In 2018 we have a rock hard budget. That budget, with a contingency with over a million dollars, is generating two million dollars that we can use to satisfy our legacy financial obligations and the bank loan that we just took on. To come into this room – as people have done today – and to ignore all of the work, to ignore balanced budget and to just start passing resolutions regarding spending significant amounts of money, the budget for 2019-2020 is no longer balanced; and in my opinion it has destroyed our work.
Therefore, I announced today that I cannot have my name, or my family’s name, or my reputation, attached to the budget that is – at least – been discussed right now. It’s up to this Clergy Laity tochange its mind after lunch and pass a budget that is balanced, or as I said, I can no longer serve. At the expiration of my term in October I am done. I will ask his Eminence if I could limit my involvement to fundraising for St Nicholas National Shrine.
Q, If we have another deficit, what is the financial future of the Archdiocese?
- It’s not if have a deficit. Based on the votes today and the decisions made by this body, the Archdiocese is going to go from a position of surplus back to a position of deficit. It is the overwhelming feeling of the room that the Archdiocese should cut more. I am a part of a team that has reduced overall cash expenditures by 25%, we cut spending by 8 million, we reduced spending by an additional 1.2 million, or 100,000 a month. I just don’t know where we – as an officer team – can find what I am estimating an additional 2 million dollars worth of cuts. I would suggest that those making these decisions quit their jobs, walk away from their familie, move to New Yorkh at their own expense, show up at 79th Street and find the million dollars to cut.

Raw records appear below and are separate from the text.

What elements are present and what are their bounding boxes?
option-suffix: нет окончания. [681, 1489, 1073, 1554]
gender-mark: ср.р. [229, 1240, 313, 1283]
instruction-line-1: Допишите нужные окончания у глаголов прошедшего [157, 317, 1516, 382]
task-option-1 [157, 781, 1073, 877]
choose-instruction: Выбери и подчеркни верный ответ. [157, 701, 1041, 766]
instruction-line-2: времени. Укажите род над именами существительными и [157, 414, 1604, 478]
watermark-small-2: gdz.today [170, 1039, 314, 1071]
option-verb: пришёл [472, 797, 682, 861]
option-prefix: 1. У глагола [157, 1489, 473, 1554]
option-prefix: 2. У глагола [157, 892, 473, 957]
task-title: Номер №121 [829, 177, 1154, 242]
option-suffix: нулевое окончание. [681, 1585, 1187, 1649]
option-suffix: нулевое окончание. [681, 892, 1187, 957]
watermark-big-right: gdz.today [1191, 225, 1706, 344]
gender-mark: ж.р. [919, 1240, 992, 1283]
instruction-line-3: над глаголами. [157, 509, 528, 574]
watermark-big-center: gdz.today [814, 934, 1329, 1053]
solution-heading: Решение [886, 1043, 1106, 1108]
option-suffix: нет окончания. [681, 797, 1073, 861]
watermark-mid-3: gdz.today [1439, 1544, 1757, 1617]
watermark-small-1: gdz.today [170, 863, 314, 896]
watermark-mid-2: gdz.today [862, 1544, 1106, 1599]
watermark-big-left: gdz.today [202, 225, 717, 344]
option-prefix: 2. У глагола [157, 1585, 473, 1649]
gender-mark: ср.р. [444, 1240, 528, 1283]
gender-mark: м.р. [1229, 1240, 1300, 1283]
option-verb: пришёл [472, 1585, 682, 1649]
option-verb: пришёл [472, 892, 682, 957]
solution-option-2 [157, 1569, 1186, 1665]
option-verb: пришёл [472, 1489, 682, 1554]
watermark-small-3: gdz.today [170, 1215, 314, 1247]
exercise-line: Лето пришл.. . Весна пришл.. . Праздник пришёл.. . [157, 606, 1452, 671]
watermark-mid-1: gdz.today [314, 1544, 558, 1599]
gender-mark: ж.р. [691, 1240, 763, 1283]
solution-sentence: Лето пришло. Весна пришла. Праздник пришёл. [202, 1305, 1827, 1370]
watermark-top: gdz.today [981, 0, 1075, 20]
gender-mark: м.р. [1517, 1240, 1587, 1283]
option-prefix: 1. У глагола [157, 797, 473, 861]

- If your dramatic plea will not have any effect, what is the financial future of the Archdiocese, the plan to rebuilt St Nicholas, the continuation of the credit line …
- No, we do have a credit line.
It doesn’t matter if it’s the Archdiocese, a parish, a company or an individual family. We have killed ourselves to achieve a balance budget. This group (the body of delegates) has just ignored my plea in connection with the 2019-2020 budgets to continue our fiscal conservatism and our fiscal prudence. Very simply, this body has approved spending in amounts that are not supported by revenues. That is going to eliminate the surplus that we have created and that will ultimately result in a deficit.